Полный пива и радости, он добрел до кушетки и заснул под шелест старенького вентилятора, который навевал мысли, что жизнь прекрасна и удивительна.
Ночью проснулся, пожурчал с удовольствием, закурил и понял, что до сдачи номера осталось шесть часов; он опять лег, но с определенной целью — он стал думать.
Вместо конструктивных мыслей о фригидной женщине стала сниться конкретная баба из аптеки, с которой у него был спонтанный секс после того, как он зашел купить себе антибиотик; в аптеке было пусто, он начал про лекарства, а закончил покупкой презервативов и шампанского. Аптекарша, не жеманясь, пришла к нему домой, выпила шампанского, использовала три презерватива и поехала к себе в Шатуру воспитывать сына.
Он любил таких женщин, которые все делают сами: сами пьют, сами себя удовлетворяют, сами рожают и сами воспитывают детей, и зарабатывают сами, немного приторговывая сильнодействующими антидепрессантами.

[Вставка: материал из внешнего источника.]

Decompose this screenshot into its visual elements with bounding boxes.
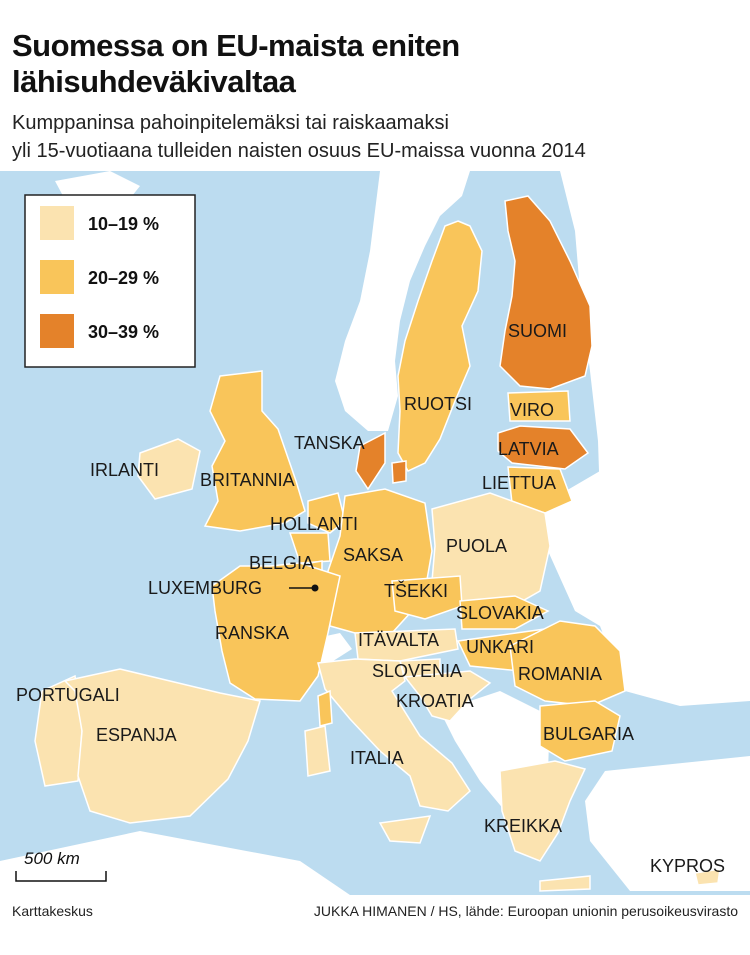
map-area: 10–19 % 20–29 % 30–39 % SUOMI RUOTSI VIR… [0,171,750,895]
legend-label-3: 30–39 % [88,322,159,342]
country-suomi[interactable] [499,195,593,390]
turkey-land [585,756,750,891]
island-tanska-east [391,460,407,484]
country-portugali[interactable] [34,674,83,787]
label-slovakia: SLOVAKIA [456,603,544,623]
country-kroatia[interactable] [403,670,492,722]
label-espanja: ESPANJA [96,725,177,745]
country-belgia[interactable] [288,532,331,564]
country-liettua[interactable] [507,466,573,514]
legend-swatch-3 [40,314,74,348]
country-espanja[interactable] [63,668,261,824]
label-ruotsi: RUOTSI [404,394,472,414]
label-itavalta: ITÄVALTA [358,630,439,650]
label-liettua: LIETTUA [482,473,556,493]
label-kreikka: KREIKKA [484,816,562,836]
country-kreikka[interactable] [499,760,587,862]
country-viro[interactable] [507,390,571,422]
legend-label-1: 10–19 % [88,214,159,234]
norway-land [335,171,470,431]
belarus-ukraine-land [540,471,750,706]
legend-label-2: 20–29 % [88,268,159,288]
title-line-1: Suomessa on EU-maista eniten [12,28,460,63]
legend: 10–19 % 20–29 % 30–39 % [24,194,196,368]
label-tanska: TANSKA [294,433,365,453]
label-italia: ITALIA [350,748,404,768]
subtitle-line-2: yli 15-vuotiaana tulleiden naisten osuus… [12,140,586,162]
country-britannia[interactable] [203,370,306,532]
map-title: Suomessa on EU-maista eniten lähisuhdevä… [12,28,460,100]
country-ranska[interactable] [211,562,341,702]
country-bulgaria[interactable] [539,700,621,762]
europe-map: 10–19 % 20–29 % 30–39 % SUOMI RUOTSI VIR… [0,171,750,895]
map-subtitle: Kumppaninsa pahoinpitelemäksi tai raiska… [12,109,586,165]
label-latvia: LATVIA [498,439,559,459]
luxemburg-marker [311,584,319,592]
island-corsica [317,689,333,727]
country-ruotsi[interactable] [397,220,483,472]
label-luxemburg: LUXEMBURG [148,578,262,598]
label-hollanti: HOLLANTI [270,514,358,534]
country-romania[interactable] [509,620,626,707]
country-kypros[interactable] [694,868,721,886]
island-sardinia [304,725,331,777]
label-belgia: BELGIA [249,553,314,573]
label-romania: ROMANIA [518,664,602,684]
label-viro: VIRO [510,400,554,420]
footer-credit-right: JUKKA HIMANEN / HS, lähde: Euroopan unio… [313,903,738,919]
legend-swatch-2 [40,260,74,294]
footer-credit-left: Karttakeskus [12,903,93,919]
title-line-2: lähisuhdeväkivaltaa [12,64,296,99]
scale-label: 500 km [24,849,80,868]
country-irlanti[interactable] [137,438,201,500]
eu-countries [34,195,721,892]
label-saksa: SAKSA [343,545,403,565]
country-slovakia[interactable] [459,595,550,630]
label-slovenia: SLOVENIA [372,661,462,681]
label-britannia: BRITANNIA [200,470,295,490]
north-africa-land [0,831,350,895]
label-kypros: KYPROS [650,856,725,876]
legend-swatch-1 [40,206,74,240]
island-sicily [378,815,432,844]
country-itavalta[interactable] [354,628,459,662]
label-tsekki: TŠEKKI [384,580,448,601]
scale-bar: 500 km [15,849,107,882]
country-tsekki[interactable] [391,575,463,620]
label-kroatia: KROATIA [396,691,474,711]
country-latvia[interactable] [497,425,590,470]
island-crete [539,875,591,892]
country-italia[interactable] [317,658,471,812]
label-puola: PUOLA [446,536,507,556]
label-irlanti: IRLANTI [90,460,159,480]
country-labels: SUOMI RUOTSI VIRO TANSKA LATVIA IRLANTI … [16,321,725,876]
label-unkari: UNKARI [466,637,534,657]
label-bulgaria: BULGARIA [543,724,634,744]
label-ranska: RANSKA [215,623,289,643]
label-portugali: PORTUGALI [16,685,120,705]
country-hollanti[interactable] [307,492,346,534]
subtitle-line-1: Kumppaninsa pahoinpitelemäksi tai raiska… [12,112,449,134]
label-suomi: SUOMI [508,321,567,341]
country-tanska[interactable] [355,431,386,491]
scale-line [15,871,107,882]
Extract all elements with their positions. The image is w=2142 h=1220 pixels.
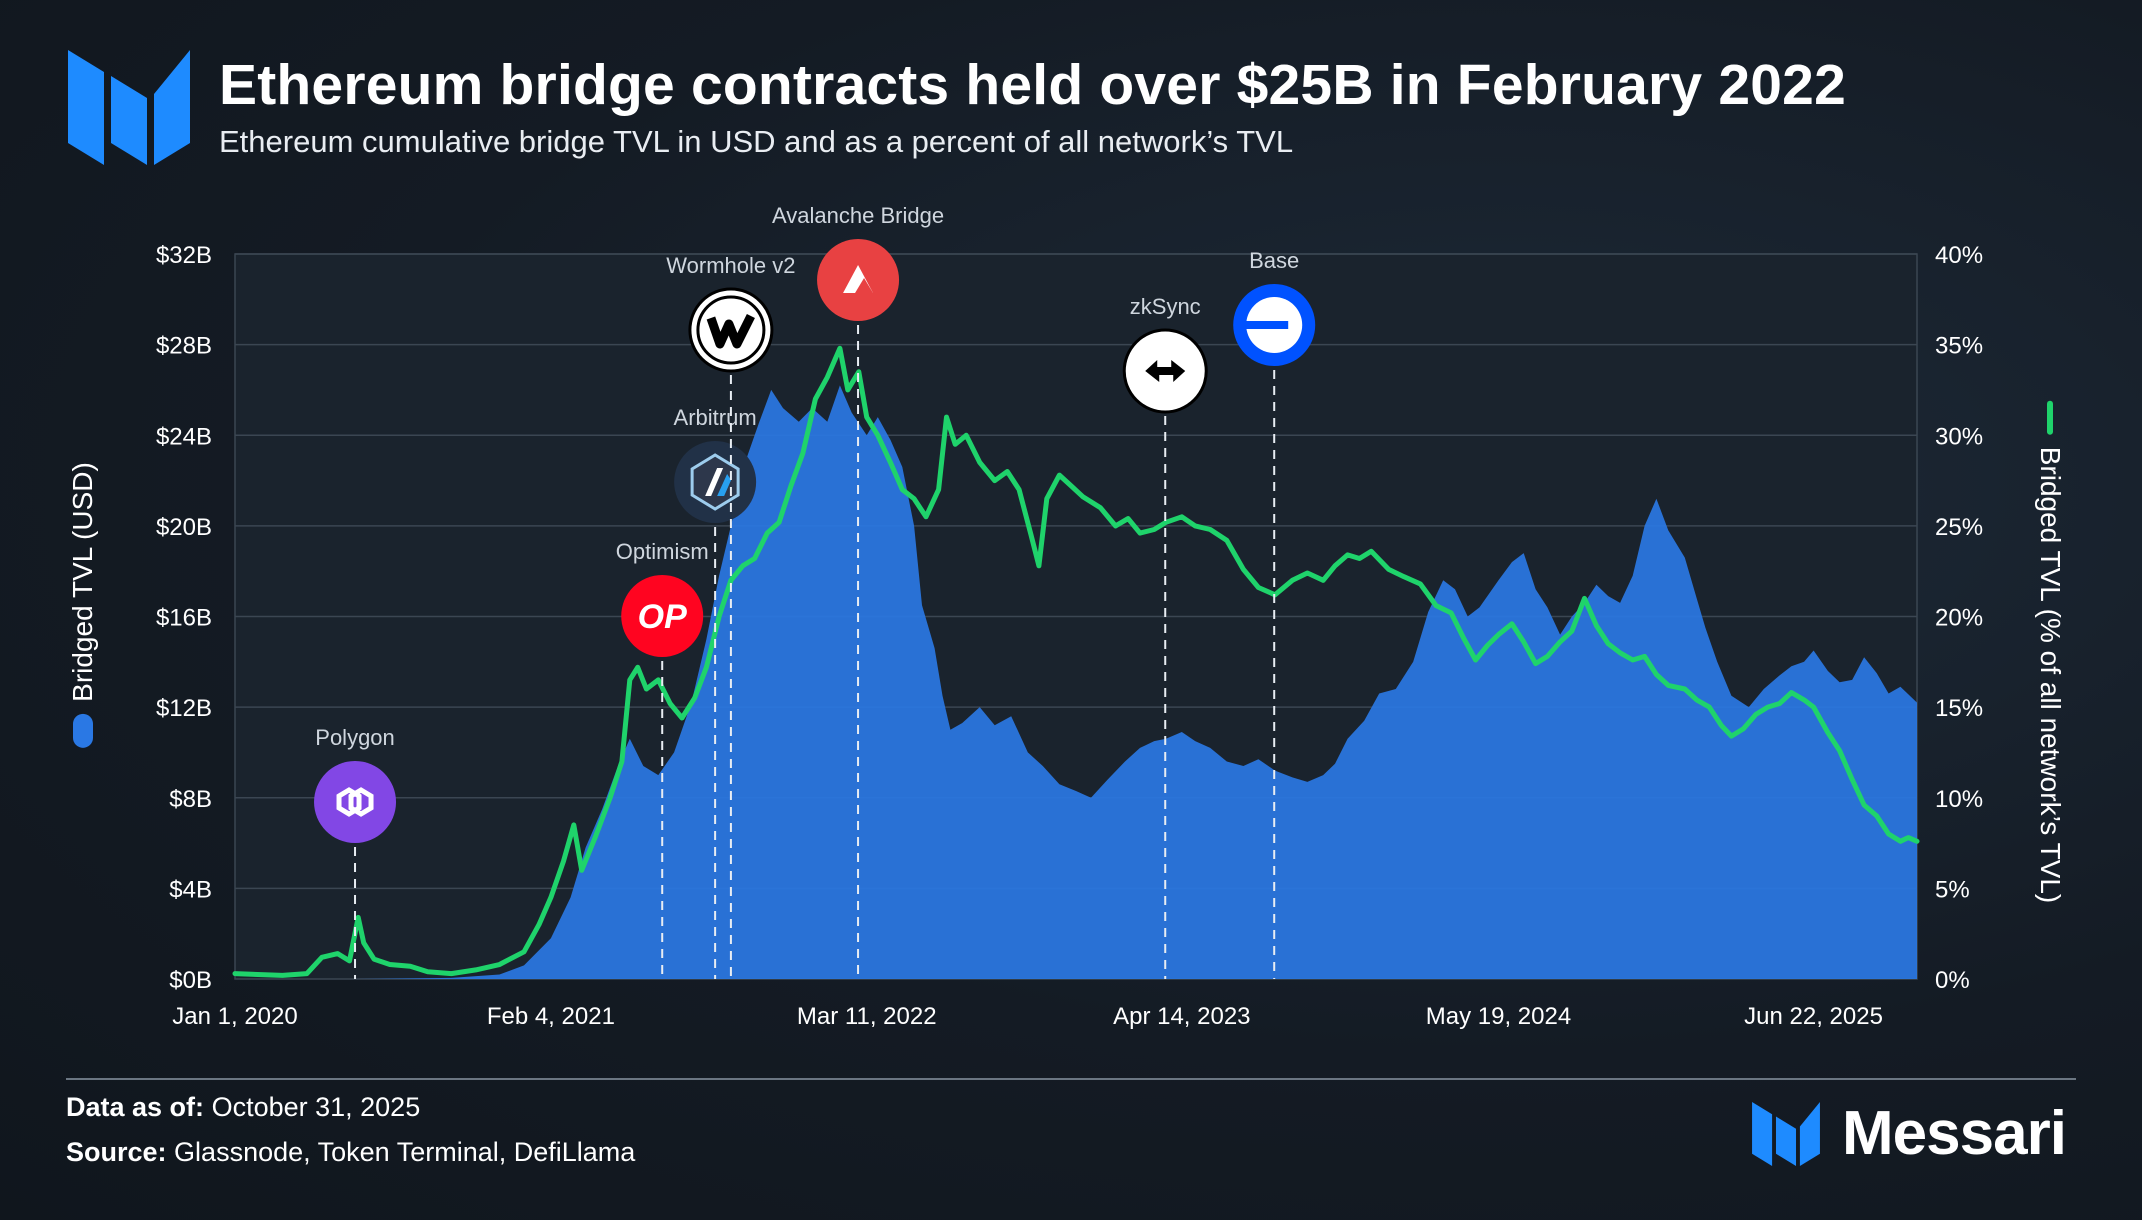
x-tick-label: Apr 14, 2023 xyxy=(1113,1003,1250,1030)
y-axis-right-title: Bridged TVL (% of all network’s TVL) xyxy=(2034,400,2066,904)
annotation-label: zkSync xyxy=(1130,294,1201,319)
data-as-of: Data as of: October 31, 2025 xyxy=(66,1092,420,1123)
y-left-tick-label: $32B xyxy=(156,242,212,269)
y-left-tick-label: $8B xyxy=(169,786,212,813)
annotation-label: Avalanche Bridge xyxy=(772,203,944,228)
avalanche-icon xyxy=(817,239,900,321)
y-left-tick-label: $16B xyxy=(156,605,212,632)
messari-brand-icon xyxy=(1752,1101,1820,1166)
annotation-label: Optimism xyxy=(616,539,709,564)
y-right-tick-label: 30% xyxy=(1935,423,1983,450)
brand-name: Messari xyxy=(1842,1099,2067,1168)
optimism-icon: OP xyxy=(621,575,704,657)
legend-swatch-line xyxy=(2047,400,2053,435)
y-right-tick-label: 35% xyxy=(1935,333,1983,360)
x-tick-label: Feb 4, 2021 xyxy=(487,1003,615,1030)
arbitrum-icon xyxy=(674,441,757,523)
legend-swatch-area xyxy=(73,713,93,748)
source-label: Source: xyxy=(66,1137,167,1167)
y-left-tick-label: $12B xyxy=(156,695,212,722)
y-axis-left-label: Bridged TVL (USD) xyxy=(67,462,98,702)
optimism-glyph: OP xyxy=(638,598,687,636)
messari-logo xyxy=(68,50,190,165)
y-right-tick-label: 15% xyxy=(1935,695,1983,722)
series-area-bridged-tvl-usd xyxy=(235,385,1917,979)
y-left-tick-label: $4B xyxy=(169,876,212,903)
series-line-bridged-tvl-pct xyxy=(232,345,1920,978)
y-axis-right-label: Bridged TVL (% of all network’s TVL) xyxy=(2035,446,2066,904)
source-line: Source: Glassnode, Token Terminal, DefiL… xyxy=(66,1137,635,1168)
brand-lockup: Messari xyxy=(1752,1098,2067,1169)
page-subtitle: Ethereum cumulative bridge TVL in USD an… xyxy=(219,124,1294,159)
annotation-label: Wormhole v2 xyxy=(666,253,795,278)
zksync-icon xyxy=(1122,328,1208,414)
base-icon xyxy=(1233,284,1316,366)
wormhole-icon xyxy=(688,287,774,373)
y-right-tick-label: 0% xyxy=(1935,967,1970,994)
y-left-tick-label: $0B xyxy=(169,967,212,994)
x-tick-label: May 19, 2024 xyxy=(1426,1003,1571,1030)
x-tick-label: Mar 11, 2022 xyxy=(797,1003,937,1030)
y-right-tick-label: 20% xyxy=(1935,605,1983,632)
y-axis-left-title: Bridged TVL (USD) xyxy=(67,462,99,748)
y-right-tick-label: 40% xyxy=(1935,242,1983,269)
data-as-of-label: Data as of: xyxy=(66,1092,205,1122)
footer-divider xyxy=(66,1078,1074,1080)
y-right-tick-label: 5% xyxy=(1935,876,1970,903)
annotation-label: Arbitrum xyxy=(674,405,757,430)
x-tick-label: Jan 1, 2020 xyxy=(172,1003,297,1030)
y-left-tick-label: $28B xyxy=(156,333,212,360)
x-tick-label: Jun 22, 2025 xyxy=(1744,1003,1883,1030)
polygon-icon xyxy=(314,761,397,843)
data-as-of-value: October 31, 2025 xyxy=(211,1092,421,1122)
y-left-tick-label: $24B xyxy=(156,423,212,450)
y-left-tick-label: $20B xyxy=(156,514,212,541)
annotation-label: Polygon xyxy=(315,725,395,750)
page-title: Ethereum bridge contracts held over $25B… xyxy=(219,53,1846,117)
annotation-label: Base xyxy=(1249,248,1299,273)
y-right-tick-label: 10% xyxy=(1935,786,1983,813)
y-right-tick-label: 25% xyxy=(1935,514,1983,541)
source-value: Glassnode, Token Terminal, DefiLlama xyxy=(174,1137,636,1167)
footer-divider-right xyxy=(1074,1078,2076,1080)
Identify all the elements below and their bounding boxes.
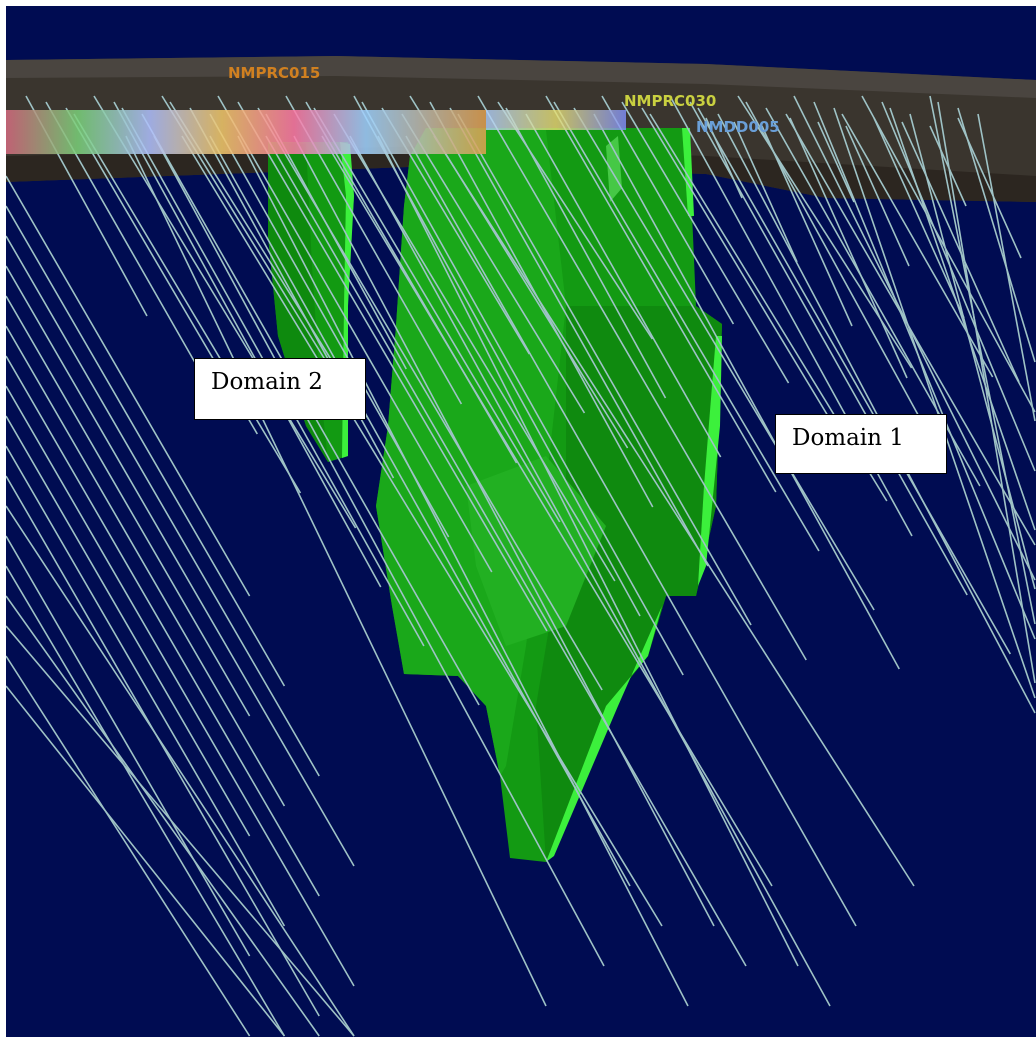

Он вспомнил ее умелые действия; ее круп, скакавший на нем без устали; и захотел оседлать эту лошадку, но она в это время мирно храпела в Шатуре, наломавшись за день.
Звонить он не стал, он не любил секс по телефону, он даже не любил секс по скайпу: когда-то его коллега решила его удивить и разделась перед ним в прямом эфире, он так и не понял, зачем это было.